CHICAGO, IL (February 9, 2006) – Friends and colleagues of Dr. C. John Weborg used a variety of names in describing him during a dinner last week that featured a hefty helping of “roasted professor” while introducing a recently completed festschrift in his honor.

They called him friend, director, pastor, mentor, preacher, teacher, scholar, and colleague. Jay Phelan, president and dean of North Park Theological Seminary, noted that the retired professor has even been called a saint, “though Lois disputes that,” he added, in reference to Weborg’s wife.

Dr. C. John Weborg The ad hoc choral group “Norman Church and the Flying Buttresses” opened the evening with an updated version of the Jimmy Dean classic, “Big Bad John.” The parody told the story of Johnny Rome – a technological Luddite who saves the seminary when its computer goes down – to the obvious delight of Weborg’s friends who know of his preference for paper and pen. (To read the lyrics, please see Big Bad John)

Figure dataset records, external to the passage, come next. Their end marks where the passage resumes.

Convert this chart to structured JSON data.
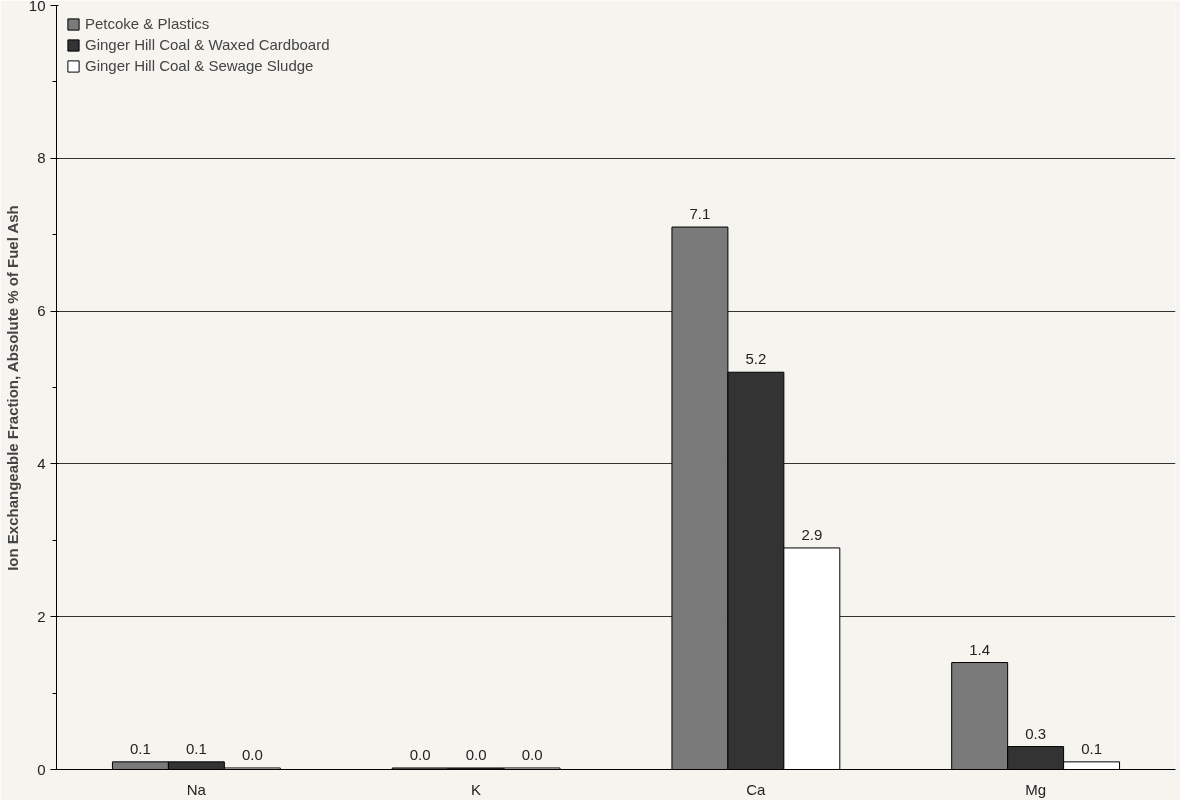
{
  "chart_data": {
    "type": "bar",
    "ylabel": "Ion Exchangeable Fraction, Absolute % of Fuel Ash",
    "categories": [
      "Na",
      "K",
      "Ca",
      "Mg"
    ],
    "series": [
      {
        "name": "Petcoke & Plastics",
        "color": "#7a7a7a",
        "values": [
          0.1,
          0.02,
          7.1,
          1.4
        ],
        "value_labels": [
          "0.1",
          "0.0",
          "7.1",
          "1.4"
        ]
      },
      {
        "name": "Ginger Hill Coal & Waxed Cardboard",
        "color": "#333333",
        "values": [
          0.1,
          0.02,
          5.2,
          0.3
        ],
        "value_labels": [
          "0.1",
          "0.0",
          "5.2",
          "0.3"
        ]
      },
      {
        "name": "Ginger Hill Coal & Sewage Sludge",
        "color": "#ffffff",
        "values": [
          0.02,
          0.02,
          2.9,
          0.1
        ],
        "value_labels": [
          "0.0",
          "0.0",
          "2.9",
          "0.1"
        ]
      }
    ],
    "ylim": [
      0,
      10
    ],
    "yticks": [
      0,
      2,
      4,
      6,
      8,
      10
    ],
    "grid": "y",
    "legend": "top left"
  }
}
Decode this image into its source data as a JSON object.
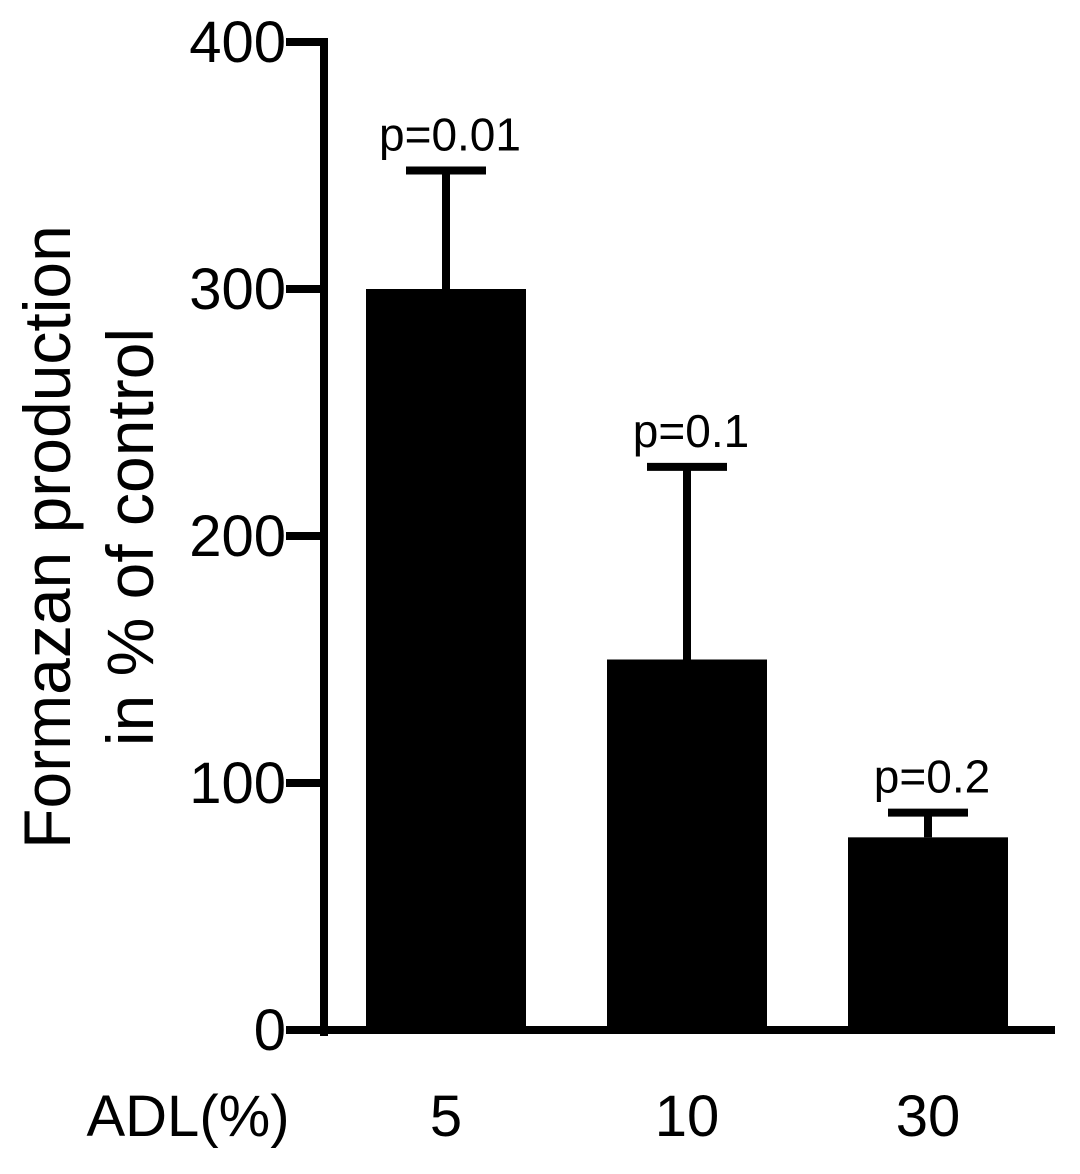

The musical group later honored the man, who perhaps has influenced Evangelical Covenant Church worship as much as any other person now living, with a “new hymn” that drew its title from one of Weborg’s trademark phrases, “Are you with me?” The words were set to the tune of the traditional hymn, “Are Ye Able, Said the Master.” (To read the lyrics, please see Are You With Me?)

Several people offered their own tributes and, in another moment of humor, others read contrived statements they attributed to people who could not be there, including Pope Benedict XVI and the 18th Century Protestant reformer Johann Albrecht Bengel, about whom Weborg wrote his doctoral thesis. Several times through the evening, speakers poked fun at the length of their colleague’s thesis, the “Eschatalogical Ethics of Johann Albrecht Bengel: Personal and Ecclesial Piety and the Literature of Edification.”

They all acknowledged Weborg’s contributions to the Covenant. Vice President Donn Engebretson told Weborg, “You are the person that the evangelical church trusts.” He added, “We as a whole family of faith thank God for you.”

“You say you have (retired), but we know you’re not – and please don’t,” said Professor Phil Anderson. “There’s only one of you, and we are saying that you belong to us.”

When it came time for his own remarks, Weborg drew much laughter when he said, “I am constitutionally opposed to anything too simple.” He added, “There is no person worthy of what has been said tonight.” (See accompanying photo.)

In an age where what happens in smaller churches often is overlooked, Weborg noted that his home church never reached more than 30 members. He paid tribute to his early confirmation teacher, Sam Carlson, who pushed a young Weborg to memorize scripture and the catechism.

“It came across to us at an early age that the Christian faith has content,” Weborg said. It is a passion he has carried with him through the years, mediating God’s grace to all around him.

“I will forever be a Weborgian,” said Debbie Blue in her tribute, no doubt reflecting the sentiment of many other Covenanters.

The festschrift, a German word used to describe a collection of essays written to honor someone, is scheduled to be published this Spring.